Corn futures extended their moderate losses from Tuesday’s WASDE report in early-Wednesday trading. Those then seemed to increase in the wake of an announcement that a large South Korean firm had made a large purchase of South American and South African corn and excluded product from the U.S. This news apparently renewed concerns among domestic traders that greatly elevated quotes for North American product are strangling export demand. Concurrent losses in soybeans due to improved South American weather may have added to the downward pressure. March corn had slipped 6 cents to $7.22/bushel in late-morning trading, while the December 2013 future was down 2 1/2 cents at $6.25 1/4.

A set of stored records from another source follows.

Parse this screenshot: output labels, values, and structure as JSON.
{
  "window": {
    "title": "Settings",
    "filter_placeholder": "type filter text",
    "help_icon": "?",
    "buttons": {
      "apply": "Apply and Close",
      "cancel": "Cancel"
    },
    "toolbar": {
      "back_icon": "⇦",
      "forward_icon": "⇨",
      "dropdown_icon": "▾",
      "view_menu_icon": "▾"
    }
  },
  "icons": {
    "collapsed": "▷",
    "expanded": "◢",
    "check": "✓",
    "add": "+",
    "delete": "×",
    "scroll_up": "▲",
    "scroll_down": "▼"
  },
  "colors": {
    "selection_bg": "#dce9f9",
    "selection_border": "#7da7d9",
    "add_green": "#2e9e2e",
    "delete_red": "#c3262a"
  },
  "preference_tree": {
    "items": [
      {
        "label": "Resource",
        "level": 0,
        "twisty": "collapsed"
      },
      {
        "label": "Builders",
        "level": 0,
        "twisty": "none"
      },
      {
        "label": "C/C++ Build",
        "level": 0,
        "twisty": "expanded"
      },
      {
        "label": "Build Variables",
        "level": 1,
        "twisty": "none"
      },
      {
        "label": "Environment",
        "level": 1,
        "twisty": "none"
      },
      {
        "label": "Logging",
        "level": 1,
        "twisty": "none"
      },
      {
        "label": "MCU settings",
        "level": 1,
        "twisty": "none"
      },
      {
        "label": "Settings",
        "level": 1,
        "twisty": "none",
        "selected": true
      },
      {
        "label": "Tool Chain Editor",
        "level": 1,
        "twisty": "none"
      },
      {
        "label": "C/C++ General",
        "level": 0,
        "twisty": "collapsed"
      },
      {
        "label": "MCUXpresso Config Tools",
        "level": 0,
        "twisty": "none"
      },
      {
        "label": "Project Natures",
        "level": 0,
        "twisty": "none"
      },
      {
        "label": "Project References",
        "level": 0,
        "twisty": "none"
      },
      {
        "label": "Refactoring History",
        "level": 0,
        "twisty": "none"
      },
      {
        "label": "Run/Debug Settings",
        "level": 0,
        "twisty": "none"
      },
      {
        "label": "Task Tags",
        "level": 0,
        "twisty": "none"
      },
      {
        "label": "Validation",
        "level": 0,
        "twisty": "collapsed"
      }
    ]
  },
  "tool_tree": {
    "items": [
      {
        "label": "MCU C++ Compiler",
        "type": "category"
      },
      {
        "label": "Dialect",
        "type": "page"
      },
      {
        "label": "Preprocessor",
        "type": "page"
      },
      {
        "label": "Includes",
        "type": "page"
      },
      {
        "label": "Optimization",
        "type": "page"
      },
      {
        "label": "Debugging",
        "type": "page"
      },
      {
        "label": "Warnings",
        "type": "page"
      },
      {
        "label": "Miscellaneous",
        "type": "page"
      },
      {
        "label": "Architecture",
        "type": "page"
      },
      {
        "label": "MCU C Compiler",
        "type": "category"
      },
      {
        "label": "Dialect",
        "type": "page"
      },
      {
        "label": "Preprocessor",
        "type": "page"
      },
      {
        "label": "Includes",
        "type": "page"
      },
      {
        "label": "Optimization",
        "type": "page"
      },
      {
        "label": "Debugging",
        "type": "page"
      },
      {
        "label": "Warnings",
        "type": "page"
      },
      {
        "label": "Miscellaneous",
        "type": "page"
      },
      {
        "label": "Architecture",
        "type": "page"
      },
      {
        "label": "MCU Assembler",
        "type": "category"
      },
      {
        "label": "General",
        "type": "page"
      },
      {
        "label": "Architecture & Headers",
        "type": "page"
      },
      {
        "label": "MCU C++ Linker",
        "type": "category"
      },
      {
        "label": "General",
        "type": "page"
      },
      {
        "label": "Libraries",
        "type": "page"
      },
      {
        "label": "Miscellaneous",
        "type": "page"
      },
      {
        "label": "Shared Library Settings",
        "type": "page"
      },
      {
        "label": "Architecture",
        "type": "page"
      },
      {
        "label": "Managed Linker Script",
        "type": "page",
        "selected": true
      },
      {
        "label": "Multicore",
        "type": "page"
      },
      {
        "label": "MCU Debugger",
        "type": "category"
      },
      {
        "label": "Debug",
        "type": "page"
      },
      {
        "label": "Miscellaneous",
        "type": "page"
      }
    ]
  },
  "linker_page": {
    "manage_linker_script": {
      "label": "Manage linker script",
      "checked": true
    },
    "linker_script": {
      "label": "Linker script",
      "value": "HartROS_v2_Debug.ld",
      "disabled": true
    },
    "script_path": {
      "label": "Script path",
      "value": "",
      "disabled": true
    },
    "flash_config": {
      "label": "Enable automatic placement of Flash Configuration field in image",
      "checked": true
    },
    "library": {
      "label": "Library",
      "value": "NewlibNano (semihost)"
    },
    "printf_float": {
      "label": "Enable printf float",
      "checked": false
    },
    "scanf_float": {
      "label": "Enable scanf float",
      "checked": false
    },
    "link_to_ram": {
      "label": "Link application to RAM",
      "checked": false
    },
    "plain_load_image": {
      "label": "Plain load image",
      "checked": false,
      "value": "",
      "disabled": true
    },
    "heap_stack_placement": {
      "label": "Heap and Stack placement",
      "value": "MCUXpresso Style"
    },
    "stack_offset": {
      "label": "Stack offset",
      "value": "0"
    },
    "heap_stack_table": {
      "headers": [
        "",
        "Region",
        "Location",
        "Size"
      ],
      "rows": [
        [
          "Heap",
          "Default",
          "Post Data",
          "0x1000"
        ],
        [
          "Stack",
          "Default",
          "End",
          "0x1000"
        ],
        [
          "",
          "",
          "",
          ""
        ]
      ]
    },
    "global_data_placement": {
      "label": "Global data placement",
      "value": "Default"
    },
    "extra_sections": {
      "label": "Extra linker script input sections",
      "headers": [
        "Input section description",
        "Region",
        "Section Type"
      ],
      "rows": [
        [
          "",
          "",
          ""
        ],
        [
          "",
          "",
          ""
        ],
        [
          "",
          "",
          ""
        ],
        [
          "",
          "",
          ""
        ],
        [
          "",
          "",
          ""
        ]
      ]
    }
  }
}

After having recently performed relatively well in response to excessive rainfall over sizeable portions of Argentine growing areas, soybean futures may have been vulnerable to a change in the weather. Today’s trading seemed to bear this out, since forecasts for near ideal conditions over Brazil and Argentina over the next two weeks were followed soon thereafter by significant losses in CBOT soybean futures. Follow-through wheat losses in reaction to the WASDE report may also have weighed upon the soy complex. January soybeans were down 6 to $14.66/bushel, while had fallen 0.34 to 49.86 cents/pound and January meal had dipped $0.6 to $447.5/ton by late morning.

The wheat market seemed to feel the persistent influence of Tuesday’s bearish WASDE report, since the data had negative implications for both the domestic and global markets. Talk of spreading strikes at various U.S. ports seemingly had little impact, since grains and soybeans usually aren’t shipped in containers. Ideas that the U.S. winter wheat crop will be quite vulnerable to winter kill during the coming weeks may be supporting the market, but that hasn’t appeared at all obvious lately. March CBOT wheat fell 4 1/4 cents to $8.17 1/4 per bushel in early trading; March KCBT wheat was down 8 1/2 to $8.73 and March MGE futures had slid 3 1/2 $9.07 1/2.

After surging in response to wholesale price gains Tuesday, live cattle futures seemed set to build upon the advance today. However, that was not the case, as exemplified by the most-active February contract reversal after failing to top the previous high in early trading. One has to wonder if the fact that Monday’s large deliveries (115 lots) were retendered rather than being kept or demanded by packers. In addition, having so many reclaimed (87 lots) suggests those deliveries could be hanging over the market during the days ahead. Choice cutout also slipped at noon, thereby suggesting Tuesday’s big jump was not the hoped-for start to a much larger advance. February cattle futures were trading 0.25 cents lower at 131.70, while the April contract had inched one tick higher to 135.55 cents/pound.

Wednesday morning news concerning the hog and pork complex didn’t seem particularly supportive, since both cash and wholesale quotes were down somewhat. The fact that the morning direct market quotes aren’t very reliable, probably reduced their influence, but late-morning news that heavy hams were called steady-to three cents lower was not friendly. The intra-day reversal suffered by live cattle futures probably weighed on the swine market as well. Projections for a substantial drop by the CME index seemed likely to depress Chicago prices as well. The fact that the nearby contracts had risen slightly in the face of these factors was impressive. Wire service sources cited expectations for tightening supplies in the New Year for the rise. February hogs rose 0.10 cents to 84.25 and June was up 0.10 at 99.15.